Monday, October 30, 2006

Weka

Weka is a Java program that contains data mining algorithms for data in arff (attribute-relation file format).

This was the main software used by a Machine Learning subject taught at honours and masters level at my university. This subject contains the theory and some practical aspects of many basic Machine learning and data mining algorithms. I've had a play around with Weka in unix and on windows. I prefer the unix environment because it's run like any other Java program.
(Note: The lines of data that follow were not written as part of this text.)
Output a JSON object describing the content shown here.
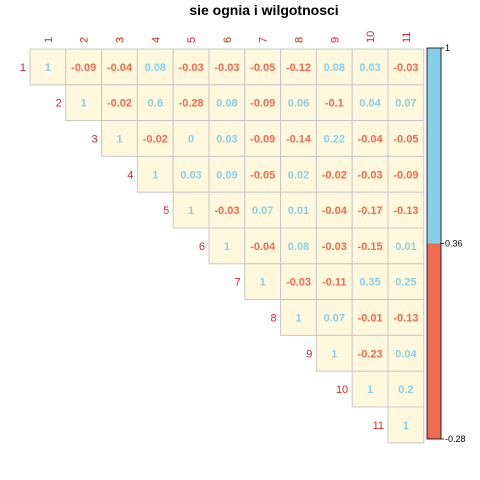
{
  "chart_data": {
    "type": "heatmap",
    "title": "sie ognia i wilgotnosci",
    "labels": [
      "1",
      "2",
      "3",
      "4",
      "5",
      "6",
      "7",
      "8",
      "9",
      "10",
      "11"
    ],
    "matrix": [
      [
        1,
        -0.09,
        -0.04,
        0.08,
        -0.03,
        -0.03,
        -0.05,
        -0.12,
        0.08,
        0.03,
        -0.03
      ],
      [
        null,
        1,
        -0.02,
        0.6,
        -0.28,
        0.08,
        -0.09,
        0.06,
        -0.1,
        0.04,
        0.07
      ],
      [
        null,
        null,
        1,
        -0.02,
        0,
        0.03,
        -0.09,
        -0.14,
        0.22,
        -0.04,
        -0.05
      ],
      [
        null,
        null,
        null,
        1,
        0.03,
        0.09,
        -0.05,
        0.02,
        -0.02,
        -0.03,
        -0.09
      ],
      [
        null,
        null,
        null,
        null,
        1,
        -0.03,
        0.07,
        0.01,
        -0.04,
        -0.17,
        -0.13
      ],
      [
        null,
        null,
        null,
        null,
        null,
        1,
        -0.04,
        0.08,
        -0.03,
        -0.15,
        0.01
      ],
      [
        null,
        null,
        null,
        null,
        null,
        null,
        1,
        -0.03,
        -0.11,
        0.35,
        0.25
      ],
      [
        null,
        null,
        null,
        null,
        null,
        null,
        null,
        1,
        0.07,
        -0.01,
        -0.13
      ],
      [
        null,
        null,
        null,
        null,
        null,
        null,
        null,
        null,
        1,
        -0.23,
        0.04
      ],
      [
        null,
        null,
        null,
        null,
        null,
        null,
        null,
        null,
        null,
        1,
        0.2
      ],
      [
        null,
        null,
        null,
        null,
        null,
        null,
        null,
        null,
        null,
        null,
        1
      ]
    ],
    "colorbar": {
      "ticks": [
        "1",
        "0.36",
        "-0.28"
      ],
      "max": 1,
      "threshold": 0.36,
      "min": -0.28,
      "positive_color": "#87ceeb",
      "negative_color": "#ee6a50"
    },
    "cell_fill": "#fff8dc",
    "label_color": "#d62728"
  }
}
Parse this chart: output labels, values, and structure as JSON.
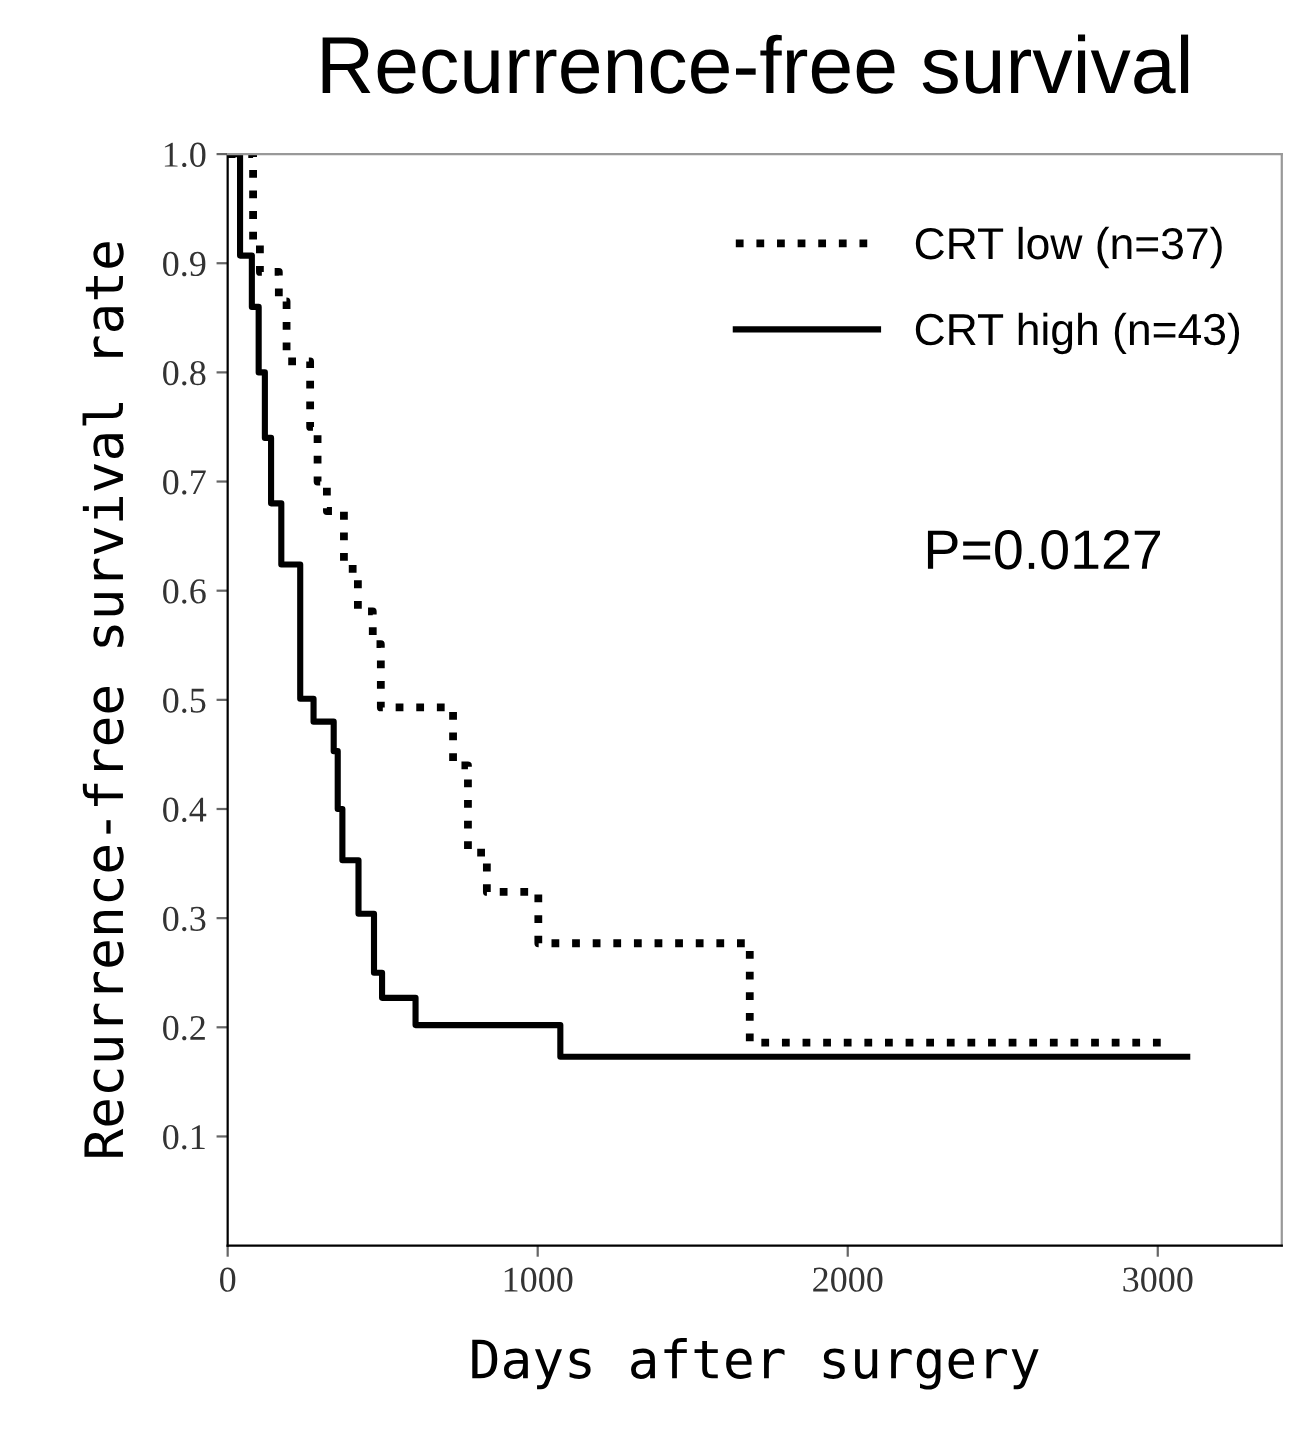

For example, a command line argument to play with some association mining followed by the results would be
>> java weka.associations.Apriori -t weather.nominal.arff

Apriori
=======

Minimum support: 0.15 (2 instances)
Minimum metric : 0.9
Number of cycles performed: 17

Generated sets of large itemsets:

Size of set of large itemsets L(1): 12

Size of set of large itemsets L(2): 47

Size of set of large itemsets L(3): 39

Size of set of large itemsets L(4): 6

Best rules found:

1. humidity=normal windy=FALSE 4 ==> play=yes 4 conf:(1)
2. temperature=cool 4 ==> humidity=normal 4 conf:(1)
3. outlook=overcast 4 ==> play=yes 4 conf:(1)
4. temperature=cool play=yes 3 ==> humidity=normal 3 conf:(1)
5. outlook=rainy windy=FALSE 3 ==> play=yes 3 conf:(1)
6. outlook=rainy play=yes 3 ==> windy=FALSE 3 conf:(1)
7. outlook=sunny humidity=high 3 ==> play=no 3 conf:(1)
8. outlook=sunny play=no 3 ==> humidity=high 3 conf:(1)
9. temperature=cool windy=FALSE 2 ==> humidity=normal play=yes 2 conf:(1)
10. temperature=cool humidity=normal windy=FALSE 2 ==> play=yes 2 conf:(1)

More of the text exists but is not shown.